Economists Otaviano Canuto (right) and Marcelo Giugale pointed to a major shift in the world's balance of economic power in their new book "The Day after Tomorrow: A Handbook on the Future of Economic Policy in the Developing World." While developed countries face high unemployment, heavy public debt, and stagnant economies, developing countries have maintained the positive growth premium that emerged prior to the financial crisis. Moreover, the economists said they expect major emerging economies—while facing their own challenges—may become the new locomotives of the global economy.
In the aftermath of the economic crisis, Canuto and Giugale asked 40 of their World Bank colleagues to lay out their visions on how key economic policy issues will be dealt in the developing world within the next three to five years. The book resulted from this exercise revealed a reasoned optimism, based on sensible macroeconomic policies that have made developing countries resilient to the recession that engulfed advanced economies after the 2008 collapse of financial markets. Also, developing countries are integrating with each other and catching up technologically with advanced economies. Many are rich in natural resources that will remain in high demand.

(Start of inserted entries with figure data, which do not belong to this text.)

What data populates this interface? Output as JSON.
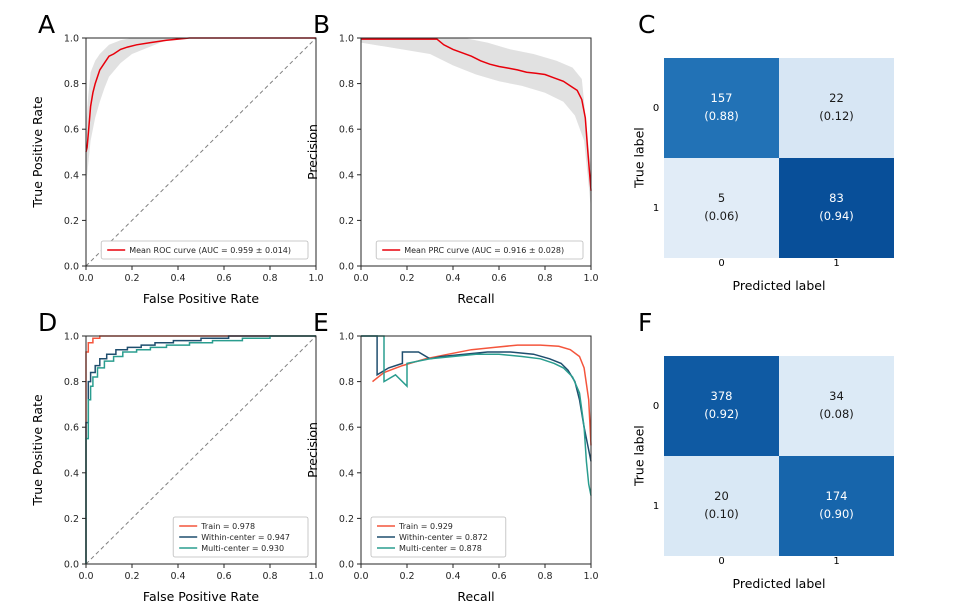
{
  "figure": {
    "background": "#ffffff"
  },
  "chart_data": [
    {
      "id": "A",
      "panel_label": "A",
      "type": "line",
      "xlabel": "False Positive Rate",
      "ylabel": "True Positive Rate",
      "xlim": [
        0,
        1
      ],
      "ylim": [
        0,
        1
      ],
      "xticks": [
        "0.0",
        "0.2",
        "0.4",
        "0.6",
        "0.8",
        "1.0"
      ],
      "yticks": [
        "0.0",
        "0.2",
        "0.4",
        "0.6",
        "0.8",
        "1.0"
      ],
      "diagonal": true,
      "band": {
        "color": "#c9c9c9",
        "opacity": 0.55,
        "lower": [
          [
            0,
            0.35
          ],
          [
            0.01,
            0.45
          ],
          [
            0.02,
            0.55
          ],
          [
            0.04,
            0.65
          ],
          [
            0.06,
            0.72
          ],
          [
            0.08,
            0.78
          ],
          [
            0.1,
            0.83
          ],
          [
            0.15,
            0.89
          ],
          [
            0.2,
            0.93
          ],
          [
            0.25,
            0.95
          ],
          [
            0.3,
            0.97
          ],
          [
            0.35,
            0.99
          ],
          [
            0.4,
            1.0
          ],
          [
            1,
            1
          ]
        ],
        "upper": [
          [
            0,
            0.62
          ],
          [
            0.01,
            0.75
          ],
          [
            0.02,
            0.85
          ],
          [
            0.04,
            0.9
          ],
          [
            0.06,
            0.93
          ],
          [
            0.08,
            0.95
          ],
          [
            0.1,
            0.97
          ],
          [
            0.15,
            0.99
          ],
          [
            0.2,
            1.0
          ],
          [
            1,
            1
          ]
        ]
      },
      "series": [
        {
          "name": "Mean ROC curve (AUC = 0.959 ± 0.014)",
          "color": "#e8000b",
          "points": [
            [
              0,
              0.5
            ],
            [
              0.005,
              0.52
            ],
            [
              0.01,
              0.58
            ],
            [
              0.02,
              0.7
            ],
            [
              0.03,
              0.76
            ],
            [
              0.04,
              0.8
            ],
            [
              0.05,
              0.83
            ],
            [
              0.06,
              0.86
            ],
            [
              0.08,
              0.89
            ],
            [
              0.1,
              0.92
            ],
            [
              0.12,
              0.93
            ],
            [
              0.15,
              0.95
            ],
            [
              0.18,
              0.96
            ],
            [
              0.22,
              0.97
            ],
            [
              0.28,
              0.98
            ],
            [
              0.35,
              0.99
            ],
            [
              0.45,
              1.0
            ],
            [
              1,
              1
            ]
          ]
        }
      ],
      "legend": {
        "position": "bottom-right"
      }
    },
    {
      "id": "B",
      "panel_label": "B",
      "type": "line",
      "xlabel": "Recall",
      "ylabel": "Precision",
      "xlim": [
        0,
        1
      ],
      "ylim": [
        0,
        1
      ],
      "xticks": [
        "0.0",
        "0.2",
        "0.4",
        "0.6",
        "0.8",
        "1.0"
      ],
      "yticks": [
        "0.0",
        "0.2",
        "0.4",
        "0.6",
        "0.8",
        "1.0"
      ],
      "diagonal": false,
      "band": {
        "color": "#c9c9c9",
        "opacity": 0.55,
        "lower": [
          [
            0,
            0.98
          ],
          [
            0.3,
            0.93
          ],
          [
            0.4,
            0.88
          ],
          [
            0.5,
            0.84
          ],
          [
            0.6,
            0.81
          ],
          [
            0.7,
            0.79
          ],
          [
            0.8,
            0.76
          ],
          [
            0.88,
            0.72
          ],
          [
            0.93,
            0.66
          ],
          [
            0.97,
            0.55
          ],
          [
            1,
            0.25
          ]
        ],
        "upper": [
          [
            0,
            1.0
          ],
          [
            0.45,
            1.0
          ],
          [
            0.55,
            0.98
          ],
          [
            0.65,
            0.95
          ],
          [
            0.75,
            0.93
          ],
          [
            0.85,
            0.9
          ],
          [
            0.92,
            0.87
          ],
          [
            0.96,
            0.82
          ],
          [
            1,
            0.42
          ]
        ]
      },
      "series": [
        {
          "name": "Mean PRC curve (AUC = 0.916 ± 0.028)",
          "color": "#e8000b",
          "points": [
            [
              0,
              0.995
            ],
            [
              0.33,
              0.995
            ],
            [
              0.36,
              0.97
            ],
            [
              0.4,
              0.95
            ],
            [
              0.44,
              0.935
            ],
            [
              0.48,
              0.92
            ],
            [
              0.52,
              0.9
            ],
            [
              0.56,
              0.885
            ],
            [
              0.6,
              0.875
            ],
            [
              0.64,
              0.868
            ],
            [
              0.68,
              0.86
            ],
            [
              0.72,
              0.85
            ],
            [
              0.76,
              0.845
            ],
            [
              0.8,
              0.84
            ],
            [
              0.84,
              0.825
            ],
            [
              0.88,
              0.81
            ],
            [
              0.91,
              0.79
            ],
            [
              0.94,
              0.77
            ],
            [
              0.96,
              0.73
            ],
            [
              0.975,
              0.65
            ],
            [
              0.985,
              0.52
            ],
            [
              1,
              0.33
            ]
          ]
        }
      ],
      "legend": {
        "position": "bottom-right"
      }
    },
    {
      "id": "C",
      "panel_label": "C",
      "type": "heatmap",
      "xlabel": "Predicted label",
      "ylabel": "True label",
      "row_labels": [
        "0",
        "1"
      ],
      "col_labels": [
        "0",
        "1"
      ],
      "cells": [
        [
          {
            "value": "157",
            "ratio": "(0.88)",
            "bg": "#2272b6",
            "fg": "#ffffff"
          },
          {
            "value": "22",
            "ratio": "(0.12)",
            "bg": "#d7e6f4",
            "fg": "#1a1a1a"
          }
        ],
        [
          {
            "value": "5",
            "ratio": "(0.06)",
            "bg": "#e1ecf7",
            "fg": "#1a1a1a"
          },
          {
            "value": "83",
            "ratio": "(0.94)",
            "bg": "#084f99",
            "fg": "#ffffff"
          }
        ]
      ]
    },
    {
      "id": "D",
      "panel_label": "D",
      "type": "line",
      "xlabel": "False Positive Rate",
      "ylabel": "True Positive Rate",
      "xlim": [
        0,
        1
      ],
      "ylim": [
        0,
        1
      ],
      "xticks": [
        "0.0",
        "0.2",
        "0.4",
        "0.6",
        "0.8",
        "1.0"
      ],
      "yticks": [
        "0.0",
        "0.2",
        "0.4",
        "0.6",
        "0.8",
        "1.0"
      ],
      "diagonal": true,
      "series": [
        {
          "name": "Train = 0.978",
          "color": "#f4553c",
          "points": [
            [
              0,
              0
            ],
            [
              0,
              0.93
            ],
            [
              0.01,
              0.93
            ],
            [
              0.01,
              0.97
            ],
            [
              0.03,
              0.97
            ],
            [
              0.03,
              0.99
            ],
            [
              0.06,
              0.99
            ],
            [
              0.06,
              1.0
            ],
            [
              1,
              1
            ]
          ]
        },
        {
          "name": "Within-center = 0.947",
          "color": "#1f4e6e",
          "points": [
            [
              0,
              0
            ],
            [
              0,
              0.62
            ],
            [
              0.01,
              0.62
            ],
            [
              0.01,
              0.8
            ],
            [
              0.02,
              0.8
            ],
            [
              0.02,
              0.84
            ],
            [
              0.04,
              0.84
            ],
            [
              0.04,
              0.87
            ],
            [
              0.06,
              0.87
            ],
            [
              0.06,
              0.9
            ],
            [
              0.09,
              0.9
            ],
            [
              0.09,
              0.92
            ],
            [
              0.13,
              0.92
            ],
            [
              0.13,
              0.94
            ],
            [
              0.18,
              0.94
            ],
            [
              0.18,
              0.95
            ],
            [
              0.24,
              0.95
            ],
            [
              0.24,
              0.96
            ],
            [
              0.3,
              0.96
            ],
            [
              0.3,
              0.97
            ],
            [
              0.38,
              0.97
            ],
            [
              0.38,
              0.98
            ],
            [
              0.5,
              0.98
            ],
            [
              0.5,
              0.99
            ],
            [
              0.62,
              0.99
            ],
            [
              0.62,
              1.0
            ],
            [
              1,
              1
            ]
          ]
        },
        {
          "name": "Multi-center = 0.930",
          "color": "#2a9d8f",
          "points": [
            [
              0,
              0
            ],
            [
              0,
              0.55
            ],
            [
              0.01,
              0.55
            ],
            [
              0.01,
              0.72
            ],
            [
              0.02,
              0.72
            ],
            [
              0.02,
              0.78
            ],
            [
              0.03,
              0.78
            ],
            [
              0.03,
              0.82
            ],
            [
              0.05,
              0.82
            ],
            [
              0.05,
              0.86
            ],
            [
              0.08,
              0.86
            ],
            [
              0.08,
              0.89
            ],
            [
              0.12,
              0.89
            ],
            [
              0.12,
              0.91
            ],
            [
              0.16,
              0.91
            ],
            [
              0.16,
              0.93
            ],
            [
              0.22,
              0.93
            ],
            [
              0.22,
              0.94
            ],
            [
              0.28,
              0.94
            ],
            [
              0.28,
              0.95
            ],
            [
              0.35,
              0.95
            ],
            [
              0.35,
              0.96
            ],
            [
              0.45,
              0.96
            ],
            [
              0.45,
              0.97
            ],
            [
              0.55,
              0.97
            ],
            [
              0.55,
              0.98
            ],
            [
              0.68,
              0.98
            ],
            [
              0.68,
              0.99
            ],
            [
              0.8,
              0.99
            ],
            [
              0.8,
              1.0
            ],
            [
              1,
              1
            ]
          ]
        }
      ],
      "legend": {
        "position": "bottom-right"
      }
    },
    {
      "id": "E",
      "panel_label": "E",
      "type": "line",
      "xlabel": "Recall",
      "ylabel": "Precision",
      "xlim": [
        0,
        1
      ],
      "ylim": [
        0,
        1
      ],
      "xticks": [
        "0.0",
        "0.2",
        "0.4",
        "0.6",
        "0.8",
        "1.0"
      ],
      "yticks": [
        "0.0",
        "0.2",
        "0.4",
        "0.6",
        "0.8",
        "1.0"
      ],
      "diagonal": false,
      "series": [
        {
          "name": "Train = 0.929",
          "color": "#f4553c",
          "points": [
            [
              0.05,
              0.8
            ],
            [
              0.1,
              0.84
            ],
            [
              0.18,
              0.87
            ],
            [
              0.28,
              0.9
            ],
            [
              0.38,
              0.92
            ],
            [
              0.48,
              0.94
            ],
            [
              0.58,
              0.95
            ],
            [
              0.68,
              0.96
            ],
            [
              0.78,
              0.96
            ],
            [
              0.86,
              0.955
            ],
            [
              0.91,
              0.94
            ],
            [
              0.95,
              0.91
            ],
            [
              0.97,
              0.86
            ],
            [
              0.99,
              0.72
            ],
            [
              1,
              0.52
            ]
          ]
        },
        {
          "name": "Within-center = 0.872",
          "color": "#1f4e6e",
          "points": [
            [
              0,
              1
            ],
            [
              0.07,
              1
            ],
            [
              0.07,
              0.83
            ],
            [
              0.12,
              0.86
            ],
            [
              0.18,
              0.88
            ],
            [
              0.18,
              0.93
            ],
            [
              0.25,
              0.93
            ],
            [
              0.3,
              0.9
            ],
            [
              0.35,
              0.91
            ],
            [
              0.45,
              0.92
            ],
            [
              0.55,
              0.93
            ],
            [
              0.65,
              0.93
            ],
            [
              0.75,
              0.92
            ],
            [
              0.82,
              0.9
            ],
            [
              0.87,
              0.88
            ],
            [
              0.9,
              0.85
            ],
            [
              0.93,
              0.8
            ],
            [
              0.95,
              0.72
            ],
            [
              0.97,
              0.6
            ],
            [
              0.99,
              0.5
            ],
            [
              1,
              0.45
            ]
          ]
        },
        {
          "name": "Multi-center = 0.878",
          "color": "#2a9d8f",
          "points": [
            [
              0,
              1
            ],
            [
              0.1,
              1
            ],
            [
              0.1,
              0.8
            ],
            [
              0.15,
              0.83
            ],
            [
              0.2,
              0.78
            ],
            [
              0.2,
              0.88
            ],
            [
              0.3,
              0.9
            ],
            [
              0.4,
              0.91
            ],
            [
              0.5,
              0.92
            ],
            [
              0.6,
              0.92
            ],
            [
              0.7,
              0.91
            ],
            [
              0.78,
              0.9
            ],
            [
              0.84,
              0.88
            ],
            [
              0.88,
              0.86
            ],
            [
              0.92,
              0.82
            ],
            [
              0.95,
              0.75
            ],
            [
              0.97,
              0.6
            ],
            [
              0.98,
              0.45
            ],
            [
              0.99,
              0.35
            ],
            [
              1,
              0.3
            ]
          ]
        }
      ],
      "legend": {
        "position": "bottom-left"
      }
    },
    {
      "id": "F",
      "panel_label": "F",
      "type": "heatmap",
      "xlabel": "Predicted label",
      "ylabel": "True label",
      "row_labels": [
        "0",
        "1"
      ],
      "col_labels": [
        "0",
        "1"
      ],
      "cells": [
        [
          {
            "value": "378",
            "ratio": "(0.92)",
            "bg": "#0f5aa3",
            "fg": "#ffffff"
          },
          {
            "value": "34",
            "ratio": "(0.08)",
            "bg": "#dceaf6",
            "fg": "#1a1a1a"
          }
        ],
        [
          {
            "value": "20",
            "ratio": "(0.10)",
            "bg": "#d9e8f5",
            "fg": "#1a1a1a"
          },
          {
            "value": "174",
            "ratio": "(0.90)",
            "bg": "#1765ab",
            "fg": "#ffffff"
          }
        ]
      ]
    }
  ]
}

Meanwhile, the United States and European Union are still dealing with the consequences of the global meltdown. In history, whenever there is a combination of a credit crunch, a housing bust, and an equity bust, usually this constitutes a very slow to reverse shock, Canuto explained, adding to that the sluggish recovery of jobs and macroeconomic uncertainties. "Private firms are hoarding cash because they are insecure with respect to what to do with the money and not necessarily creating jobs," he said. Yet, unlike in previous economic cycles when a financial crisis in developed countries meant an often worse crisis in developing countries, this time developing economies, with the exception of some in Eastern Europe, have managed to grow independently of the advanced economies—what economists call ‘trend decoupling.' The fast recovery in many large emerging markets and even in low-income countries in Sub-Saharan Africa has reflected the good shape and sustainability of their national balance sheets and banking regulations, which allowed for a strong reactive countercyclical fiscal policy to the crisis, according to Canuto. Also, developing countries have realized that poverty reduction is good for growth and, thus, are seeing an emergence of a mass-consumption society. In the past, Latin America, for example, lagged behind because of the lack of domestic mass consumption.
Giugale (left) stressed that the switchover between emerging markets and rich nations will not take place in a policy vacuum and will fundamentally change the development agenda. The first big change is that "we can vanquish extreme poverty within a generation" because of new conditions such as growth, low inflation, and the use of technology that can accurately count and map the poor. "You can now do tailor-made social policy," Giugale said, referring to conditional cash transfers, which translate into more poverty reduction for money spent. By knowing the individual, governments can focus their resources on cognitive skills—IQ or finishing high school, for example—and non-cognitive skills—the attitudes to new things, discipline, and commitment, described by Giugale as a new field in the psychology of development. "The final outcome of a person as an agent depends as much on cognitive skills as on non-cognitive skills," he stated.
Also, governments can now focus on equity instead of equality, Giugale said, explaining that equality is giving everybody the same rewards and equity is giving everybody the same chances. Before, while one could measure inequality with the Gini coefficient, there was no indicator for equity. But in 2008 the World Bank designed the Human Opportunity Index (HOI), which showed that the most important factor for one's success is not gender, birthplace or skin color, but his or her mother's education. The HOI also provides an important angle to complete the view on countries' stages of development, combining with other indicators such as the business environment and the human development index. "Think about what you couldn't do before: first, you didn't have the mathematics and second, you didn't know the individual," Giugale said, "Now you have both."
The second big change illustrated by the authors is the trend toward better governance in developing countries due to information technologies and financial management. This means governments can track every single expenditure back to their budget, and, consequently, to their decision in congress. The ability to combine IT with financial management made possible the creation of standards, Giugale stated. For instance, governments used to spend lots of money in education without knowing what they achieved. "Now we have standards for every single angle of education," he said, "We know that a second grader should be able to read at least 60 words per minute, if [he does] not, we know there is something wrong."
While reading Canuto and Giugale's book, Kent Hughes said he was concerned with some challenges that the world needs to overcome for their visions to be achieved, especially in terms of global governance. "This is going to take place in an era in which some big current account deficit countries, like the United States and the United Kingdom, simply have to adjust," he observed. Ajay Shankar (right) celebrated the optimism regarding the developing world, which finally seems well-grounded. He observed that there is a broad consensus now that markets deliver growth, as opposed to an earlier left/right divide between those who are pro-market and anti-market.